The fix lives at the same action boundary the security chapter put guardrails on, and it is the same shape of fix: deterministic code at the tool, not a model's judgment. Every side-effecting tool takes an idempotency key, a string derived from the run and the specific logical action it is performing, and the tool deduplicates on that key. The send-email tool is called with a key of, say, a hash of the run identifier, the recipient, and the message template. The first call with that key sends the email and records the key with its result. The second call with the same key does not send anything. It finds the recorded result and returns it. The retry still happens, the reviewer still calls send-email, and the client still receives exactly one email.

This is the single highest-leverage move in the chapter, because it converts a retry from a liability back into the safe primitive it is supposed to be. Once every side effect is idempotent, you can retry the whole run as many times as you like and the outside world sees each action exactly once. A run retried three times sends one email, not three. The key has to be derived from the logical action, not generated fresh per call, or you have defeated the entire mechanism: a new random key every attempt is the same as no key at all. And the dedup has to live server-side, at or behind the tool, because a check the agent performs in its own reasoning is exactly the check a replay will perform again and pass again.

Checkpoint the run so a retry resumes, not restarts

Idempotency makes a replay safe. It does not make it free. If the run fails at the reviewer, the sixth agent, a blind retry still re-runs the planner, the retriever, both extraction workers, and the reconciler before it gets back to the point of failure, and every one of those is a fresh model call you pay for again. The observability chapter measured a single run of this pipeline at around 41,000 tokens. Re-running five of its six agents to recover from a failure in the sixth pays roughly five sixths of that bill, tens of thousands of tokens, to redo work that already succeeded.

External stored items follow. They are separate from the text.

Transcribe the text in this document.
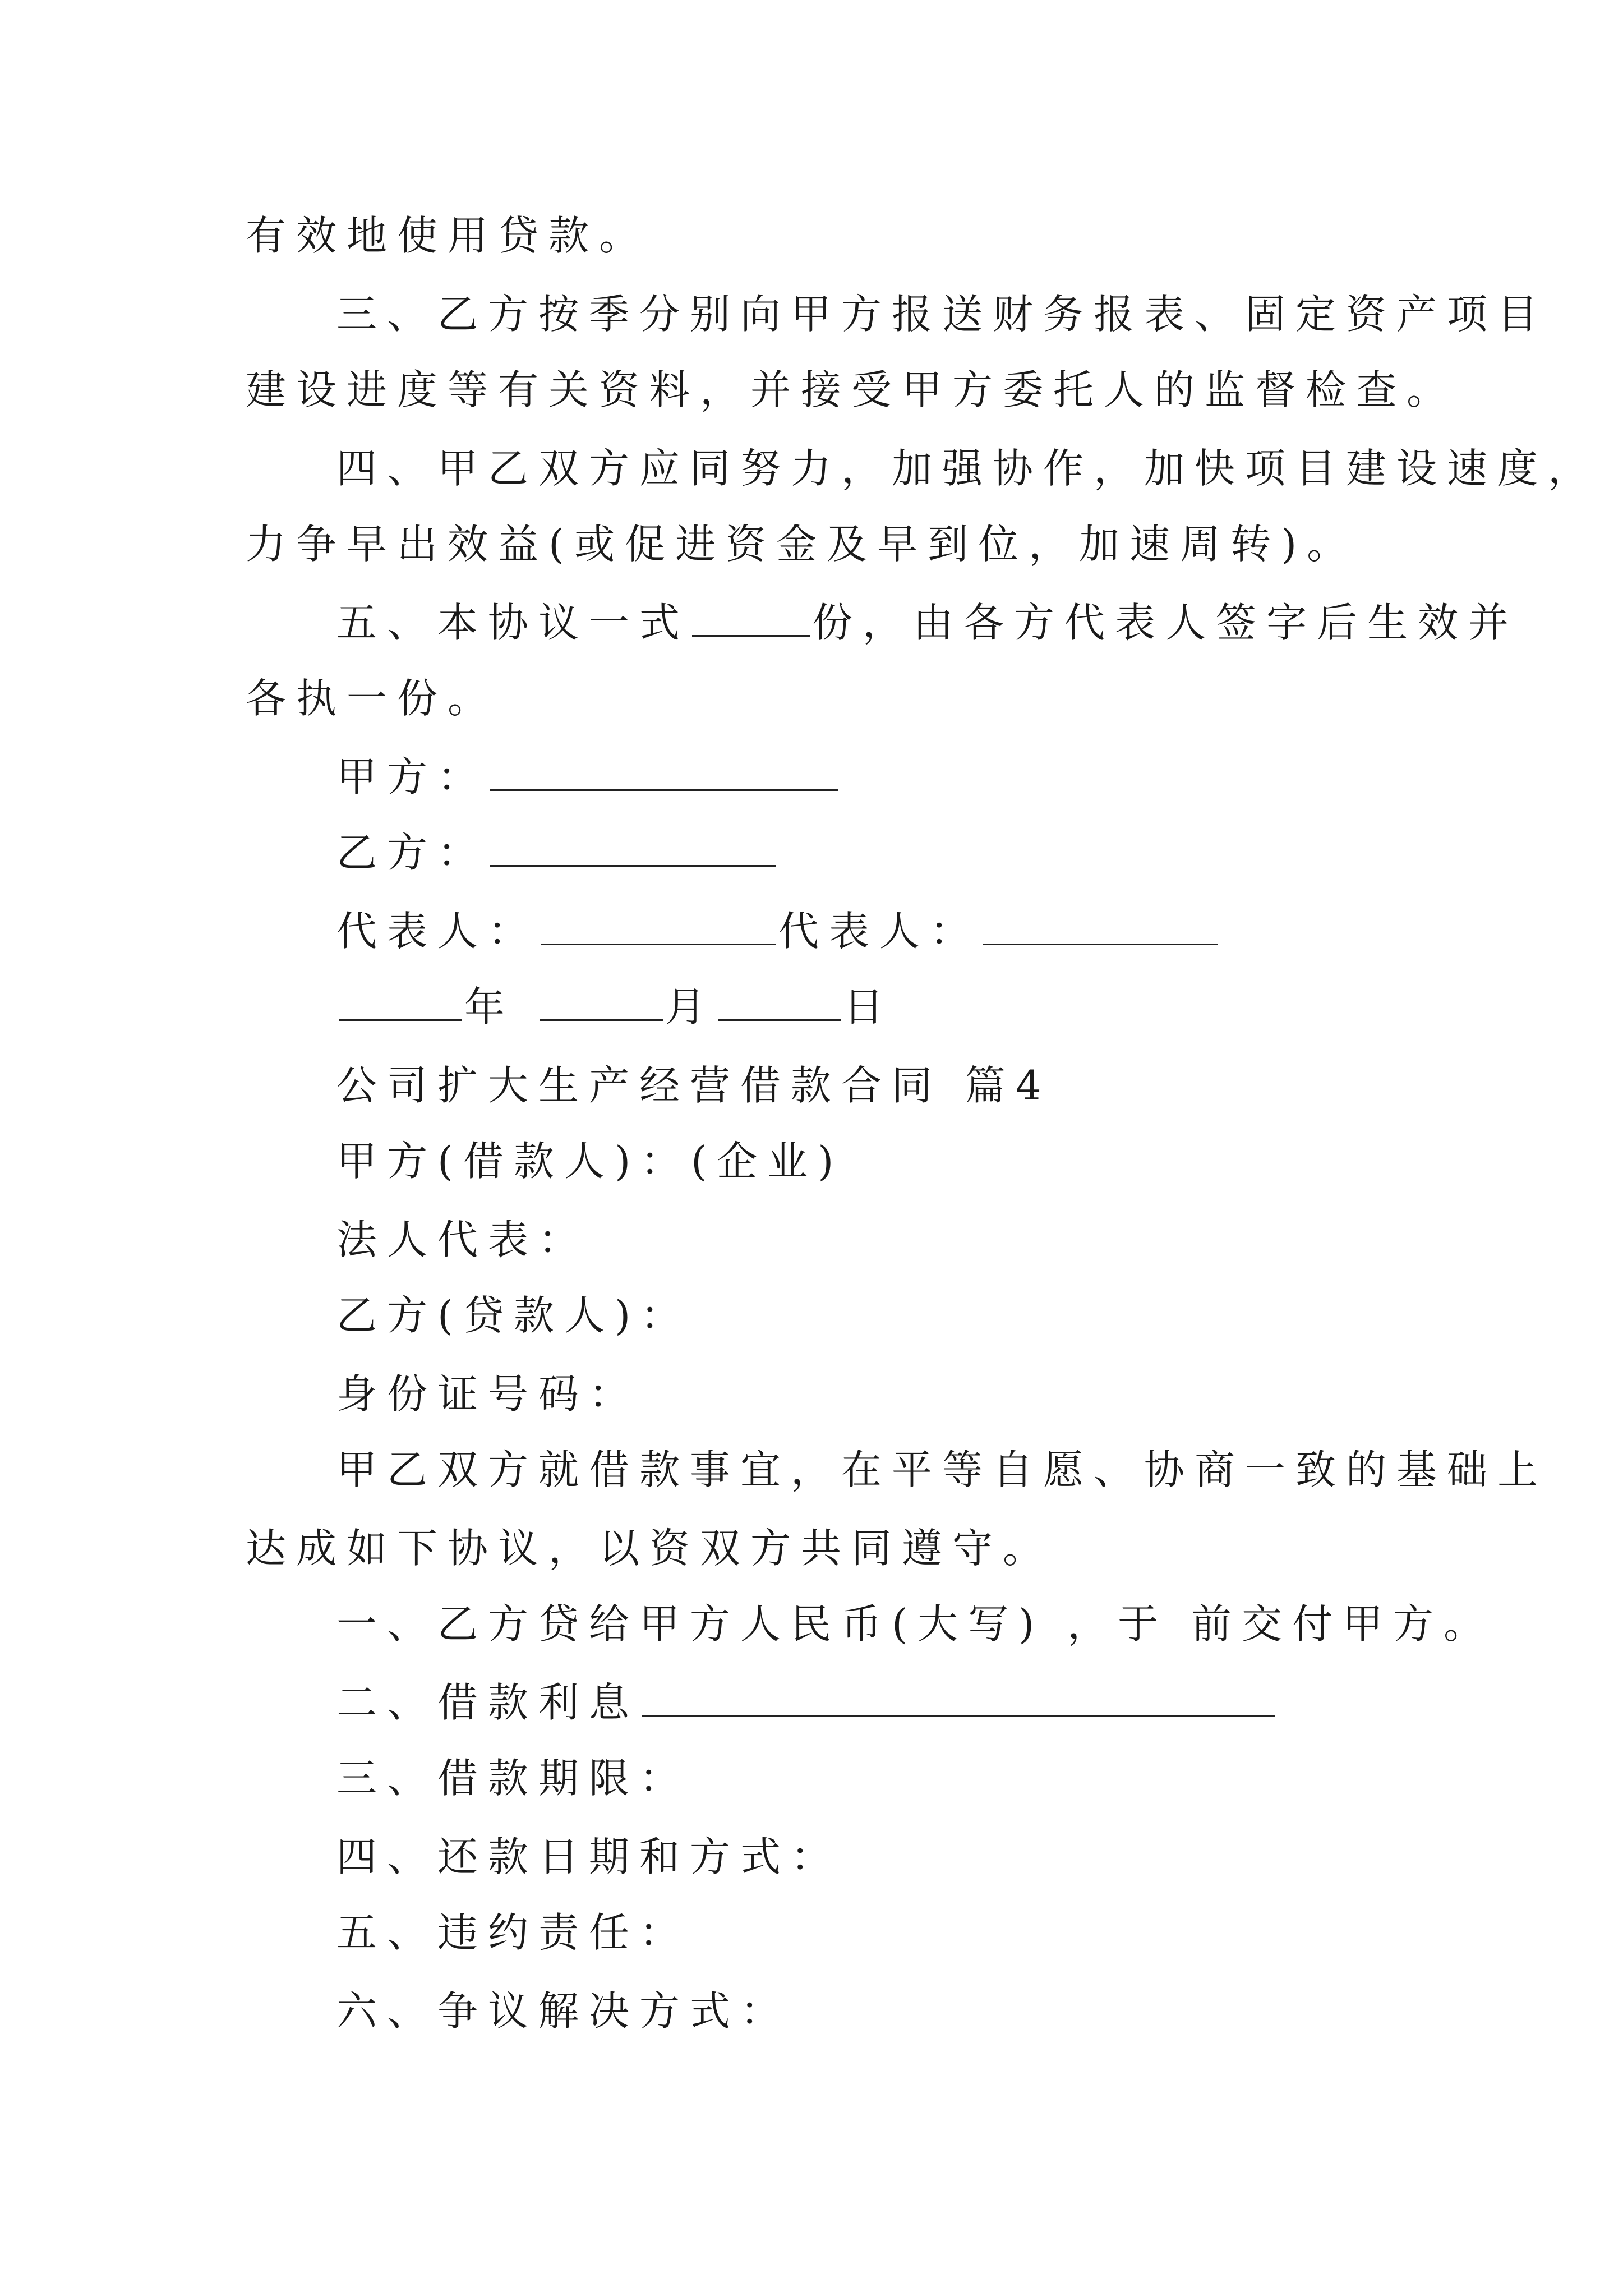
有效地使用贷款。
三、乙方按季分别向甲方报送财务报表、固定资产项目
建设进度等有关资料，并接受甲方委托人的监督检查。
四、甲乙双方应同努力，加强协作，加快项目建设速度，
力争早出效益(或促进资金及早到位，加速周转)。
五、本协议一式	份，由各方代表人签字后生效并
各执一份。
甲方：
乙方：
代表人：	代表人：
年	月	日
公司扩大生产经营借款合同 篇4
甲方(借款人)：(企业)
法人代表：
乙方(贷款人)：
身份证号码：
甲乙双方就借款事宜，在平等自愿、协商一致的基础上
达成如下协议，以资双方共同遵守。
一、乙方贷给甲方人民币(大写) ，于 前交付甲方。
二、借款利息
三、借款期限：
四、还款日期和方式：
五、违约责任：
六、争议解决方式：
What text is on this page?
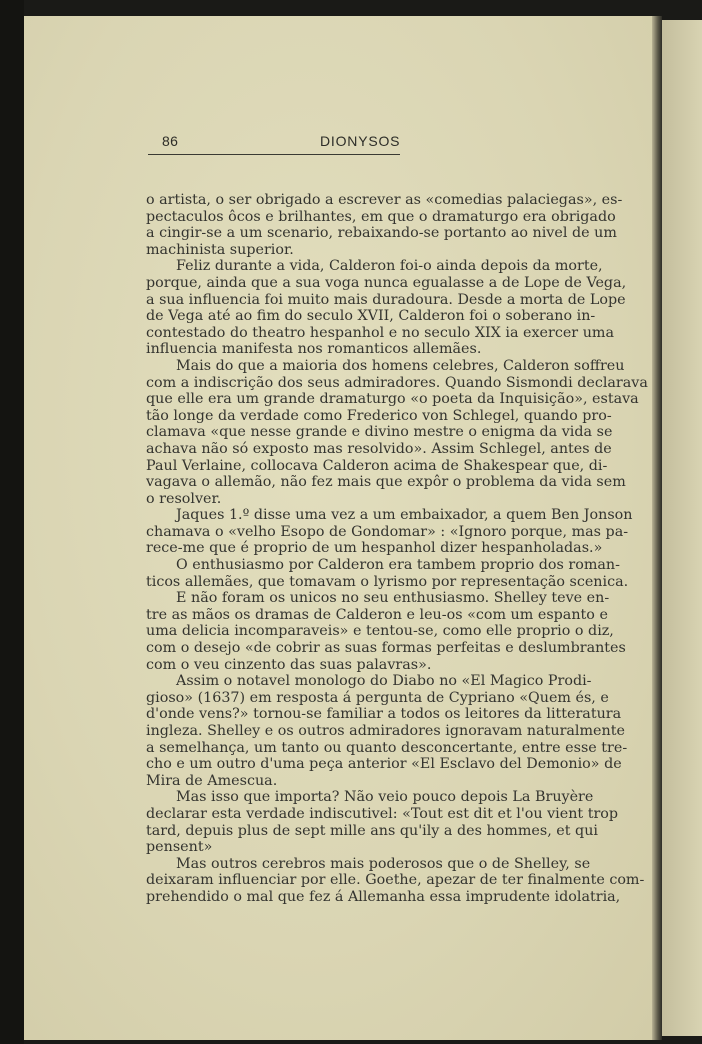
86	DIONYSOS
o artista, o ser obrigado a escrever as «comedias palaciegas», es-
pectaculos ôcos e brilhantes, em que o dramaturgo era obrigado
a cingir-se a um scenario, rebaixando-se portanto ao nivel de um
machinista superior.
Feliz durante a vida, Calderon foi-o ainda depois da morte,
porque, ainda que a sua voga nunca egualasse a de Lope de Vega,
a sua influencia foi muito mais duradoura. Desde a morta de Lope
de Vega até ao fim do seculo XVII, Calderon foi o soberano in-
contestado do theatro hespanhol e no seculo XIX ia exercer uma
influencia manifesta nos romanticos allemães.
Mais do que a maioria dos homens celebres, Calderon soffreu
com a indiscrição dos seus admiradores. Quando Sismondi declarava
que elle era um grande dramaturgo «o poeta da Inquisição», estava
tão longe da verdade como Frederico von Schlegel, quando pro-
clamava «que nesse grande e divino mestre o enigma da vida se
achava não só exposto mas resolvido». Assim Schlegel, antes de
Paul Verlaine, collocava Calderon acima de Shakespear que, di-
vagava o allemão, não fez mais que expôr o problema da vida sem
o resolver.
Jaques 1.º disse uma vez a um embaixador, a quem Ben Jonson
chamava o «velho Esopo de Gondomar» : «Ignoro porque, mas pa-
rece-me que é proprio de um hespanhol dizer hespanholadas.»
O enthusiasmo por Calderon era tambem proprio dos roman-
ticos allemães, que tomavam o lyrismo por representação scenica.
E não foram os unicos no seu enthusiasmo. Shelley teve en-
tre as mãos os dramas de Calderon e leu-os «com um espanto e
uma delicia incomparaveis» e tentou-se, como elle proprio o diz,
com o desejo «de cobrir as suas formas perfeitas e deslumbrantes
com o veu cinzento das suas palavras».
Assim o notavel monologo do Diabo no «El Magico Prodi-
gioso» (1637) em resposta á pergunta de Cypriano «Quem és, e
d'onde vens?» tornou-se familiar a todos os leitores da litteratura
ingleza. Shelley e os outros admiradores ignoravam naturalmente
a semelhança, um tanto ou quanto desconcertante, entre esse tre-
cho e um outro d'uma peça anterior «El Esclavo del Demonio» de
Mira de Amescua.
Mas isso que importa? Não veio pouco depois La Bruyère
declarar esta verdade indiscutivel: «Tout est dit et l'ou vient trop
tard, depuis plus de sept mille ans qu'ily a des hommes, et qui
pensent»
Mas outros cerebros mais poderosos que o de Shelley, se
deixaram influenciar por elle. Goethe, apezar de ter finalmente com-
prehendido o mal que fez á Allemanha essa imprudente idolatria,
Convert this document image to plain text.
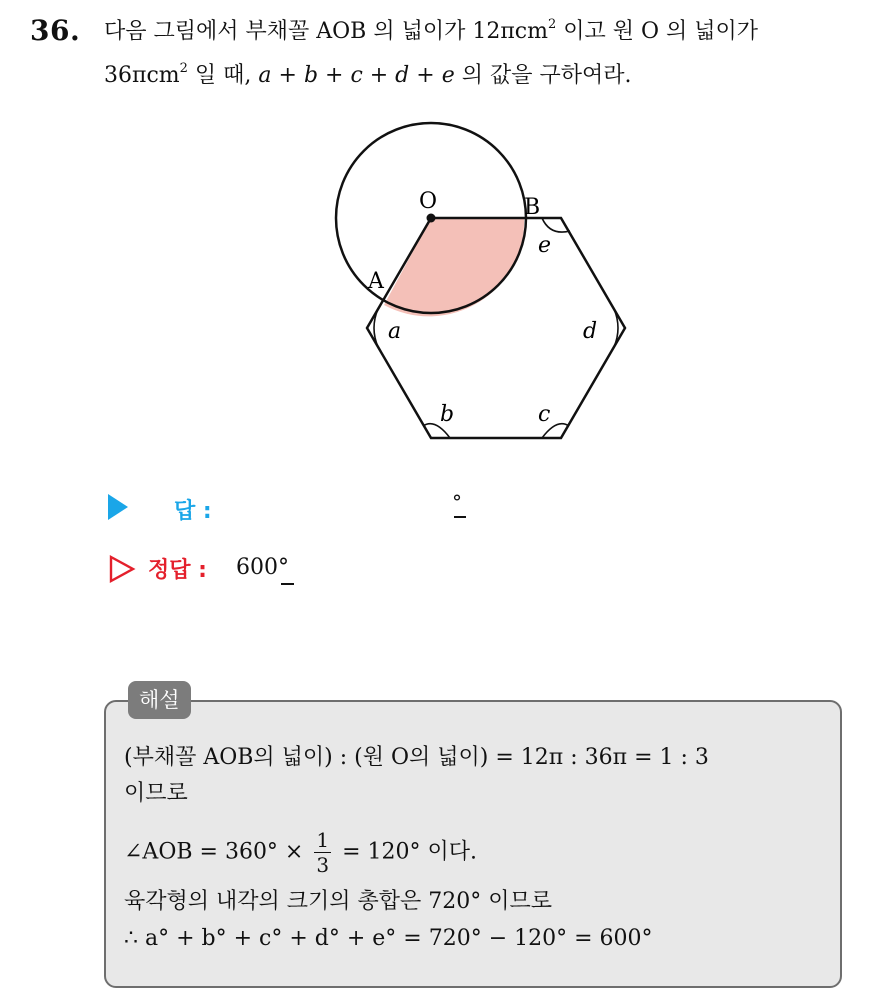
36. 다음 그림에서 부채꼴 AOB 의 넓이가 12πcm$^2$ 이고 원 O 의 넓이가
36πcm$^2$ 일 때, a + b + c + d + e 의 값을 구하여라.
O	B
A
a
b	c
d
e
답 :	°
정답 : 600°
해설
(부채꼴 AOB의 넓이) : (원 O의 넓이) = 12π : 36π = 1 : 3
이므로
∠AOB = $360^\circ \times \frac{1}{3} = 120^\circ$ 이다.
육각형의 내각의 크기의 총합은 720° 이므로
∴ a° + b° + c° + d° + e° = 720° − 120° = 600°
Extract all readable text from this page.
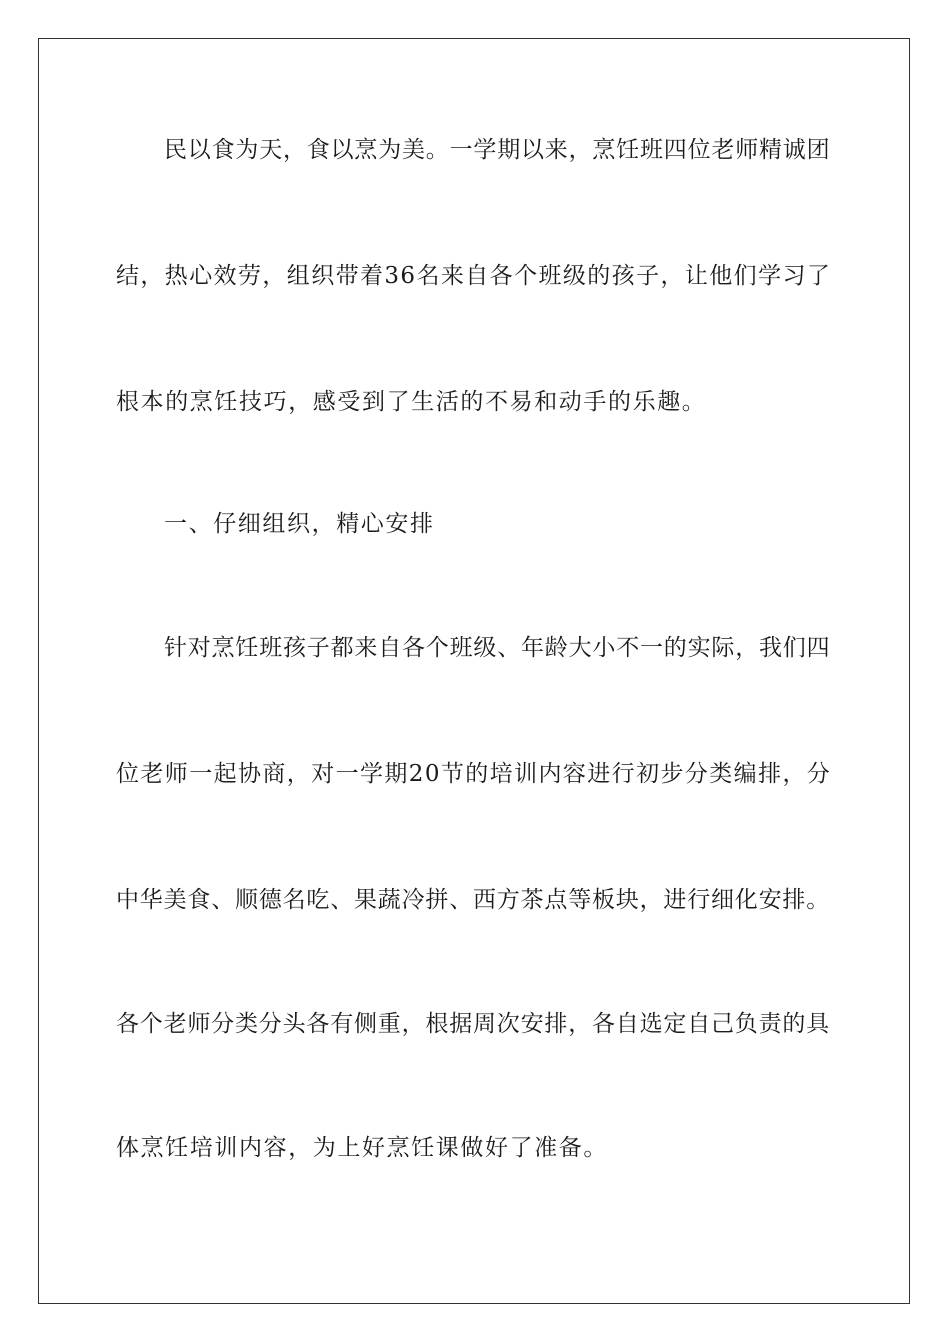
民以食为天，食以烹为美。一学期以来，烹饪班四位老师精诚团

结，热心效劳，组织带着36名来自各个班级的孩子，让他们学习了

根本的烹饪技巧，感受到了生活的不易和动手的乐趣。

一、仔细组织，精心安排

针对烹饪班孩子都来自各个班级、年龄大小不一的实际，我们四

位老师一起协商，对一学期20节的培训内容进行初步分类编排，分

中华美食、顺德名吃、果蔬冷拼、西方茶点等板块，进行细化安排。

各个老师分类分头各有侧重，根据周次安排，各自选定自己负责的具

体烹饪培训内容，为上好烹饪课做好了准备。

The fix is to checkpoint. As each agent completes, write its output to durable storage keyed by the run identifier and the step. On a retry, before running a step, check whether its checkpoint already exists, and if it does, load the output and skip straight to the next step. The retry resumes at the reviewer instead of restarting at the planner. It pays for the one failed step and its tail, a few thousand tokens, instead of re-running the whole pipeline. The checkpointed outputs are the same notes the agents pass each other from the hand-offs chapter, with one addition: they are written down where a second attempt can find them, so the second attempt inherits the first one's work instead of repeating it. Idempotency keeps a retry correct. Checkpointing keeps it cheap. You want both, because a correct retry that costs a full run every time is a reliability fix you will be tempted to turn off the first time the token bill arrives.

A diagram of why a multi-agent run cannot be made reliable with a retry, and what to do instead. The headline: you cannot retry your way out of a partial failure, because a single call fails all at once so a retry is safe, but a multi-agent run fails in the middle so a blind retry fires the side effect again. Across the top, the mechanic in three boxes: the run fails mid-way, where the reviewer already sent the email and then the finalize call timed out, then the blind retry replays steps one to five and reaches send email again, then the outcome is duplicated, the email sends twice and no metric flags it. Below on the left, four reasons a run fails in the middle: there is no transaction, so fourteen calls run with no COMMIT and no ROLLBACK; it fails in the middle, so some side effects are real and some never ran; the retry replays it, so it re-sends the email that already went out; and one run in eight lands partial, because fourteen calls at a one percent failure rate each leave about thirteen percent of runs with at least one failure. On the right, a table showing the fix changes the cost of a failure for the same run retried after a mid-way failure: emails per three retries fall from three to one, tokens to recover fall from about thirty-four thousand to about four thousand, and duplicate actions fall from three to zero, because the tool deduplicates on an idempotency key and a checkpoint lets the retry resume instead of restart. The fix band: the fix is at the action boundary, not around the run, so make every side-effecting tool idempotent with a key so a replay is a no-op, checkpoint each step so a retry resumes rather than restarts, compensate the steps you cannot make idempotent, and classify failures so you retry the transient and fail fast on the deterministic. The takeaway: a single call fails all at once so a retry is safe, but a multi-agent run fails in the middle after it has touched the outside world, so a blind retry is the second bug.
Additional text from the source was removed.